Discover the 8 Vegetables That Start With O
There’s a reason why your mom told you to eat your vegetables. Turns out, most of them are full of vitamins and minerals! Out of the many types of vegetables in the world, only 8 of them start with the letter O. Keep reading to discover some amazing vegetables you may have never heard of!
Ogo
Ogo is a type of seaweed that comes from the Hawaiian islands, specifically Oahu and Molokai. It’s spread to some of the smaller islands and has been used in aquaculture as well. Ogo is scientifically classified as Gracilaria parvispora.
In aquaculture, the seaweed is grown, dried, packaged, and sold to consumers who can then put it in water to make it expand. Consumers eat ogo raw or cooked, in salads, soups, and sushi.
Oil Palm
The oil palm produces small, reddish-colored fruits that are used to make palm oil. While the oil palm technically produces fruits, the oil made from them is culinarily classified as vegetable oil. Parts of the palm fruits are edible, including the outside layer and the inside kernel, which are surrounded by an inedible shell.
Palm oil is a highly exported good from the tropic regions. It’s found in more than half of the packaged products in America, particularly those in the cosmetic category. The wide demand for palm oil has led to deforestation in many countries.
Olive
Though culinarily considered vegetables, olives are botanically classified as fruits. They grow on small trees all across the world, though they are native to Mediterranean Europe, Asia, and Africa. Olive trees can live for a long time. The oldest olive tree is estimated to be around 4,000 years old and it still produces fruit in Greece, where it stands.
While olives are edible right off the tree, you certainly wouldn’t want to eat one then. They’re very bitter because of a compound called oleuropein. After the olives are cured, the extreme bitterness goes away and the olives will be softer and juicier.
Onion
Chopping them makes you cry, but eating them makes you smile — that’s right, I’m talking about onions!
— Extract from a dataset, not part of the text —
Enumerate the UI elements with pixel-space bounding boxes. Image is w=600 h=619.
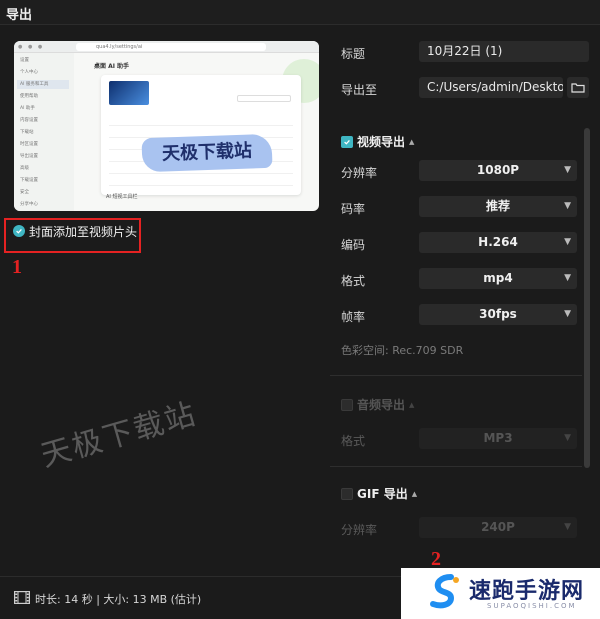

They’re one of the few foods that grow on every continent (except Antarctica) and are very popular. One thing that makes onions so appealing to consumers is that they’re easy to store and go with practically everything. Burgers? Sliced onions. Tacos? Chopped onions. If you’re feeling extra bold, just try biting into a whole one!
Onions are related to leeks and scallions. They come in yellow, red, or white, with each color having different features and uses. Yellow onions are great for nearly everything, especially cooking, and are usually the sweetest, while white onions are great raw. Red onions are like a mixture between the two, their sweetness comparable to yellow onions but their flesh less tender.
Okra
Fried okra, stewed okra, or baked okra — there are about a million ways to eat this vegetable. Okra is one food that serves as a representation of the South. That could be because the southern parts of America are some of the few places it can grow. Okra is native to Africa but it grows in places with warm weather across the globe.
If you’ve never tried okra, it’s definitely worth a taste. The outside is crunchy and the inside is gooey and full of edible seeds. It may not be the vegetable for everyone, but the amount of fiber, vitamin C, and magnesium in it makes each bite worth it!
Oregano
While technically considered an herb, oregano is a member of the mint family and it’s very nutritious. Just one teaspoon of it contains 8% of the daily recommendation for vitamin K. Along with the vitamins in oregano, it also contains antioxidants and antibacterial compounds.
Oregano is typically the star of Italian dishes like pizza, pasta, and pesto. But did you know that oregano is native to the Mediterranean and Eurasia? In Greece, it’s commonly cooked into grilled meats and added to salads.
Orache
Orache is often described as ‘wild spinach’ because it looks and tastes like a spinach substitute. The leaves are used in salads, fried or baked as a crispy snack, and added to soups and dips.
Orache normally lives in coastal areas in sandy soil. The plants grow best in soil with a high salt content, so they can survive in land-locked regions as long as the soil is right. Since the plant grows in salty soil, the leaves end up retaining a good deal of salt in them. They also resemble another edible plant — Lamb’s Quarters.
Oca
Ocas are a type of starchy vegetable that grow in the winter months. They’re tubers — similar to potatoes and sweet potatoes but just a bit different. Ocas usually come in vibrant colors like yellow and orange that fade once cooked.
Ocas were introduced to Europe and New Zealand 1800s to compete with potatoes. It must have worked, as ocas are extremely popular in New Zealand where they are simply referred to as yams.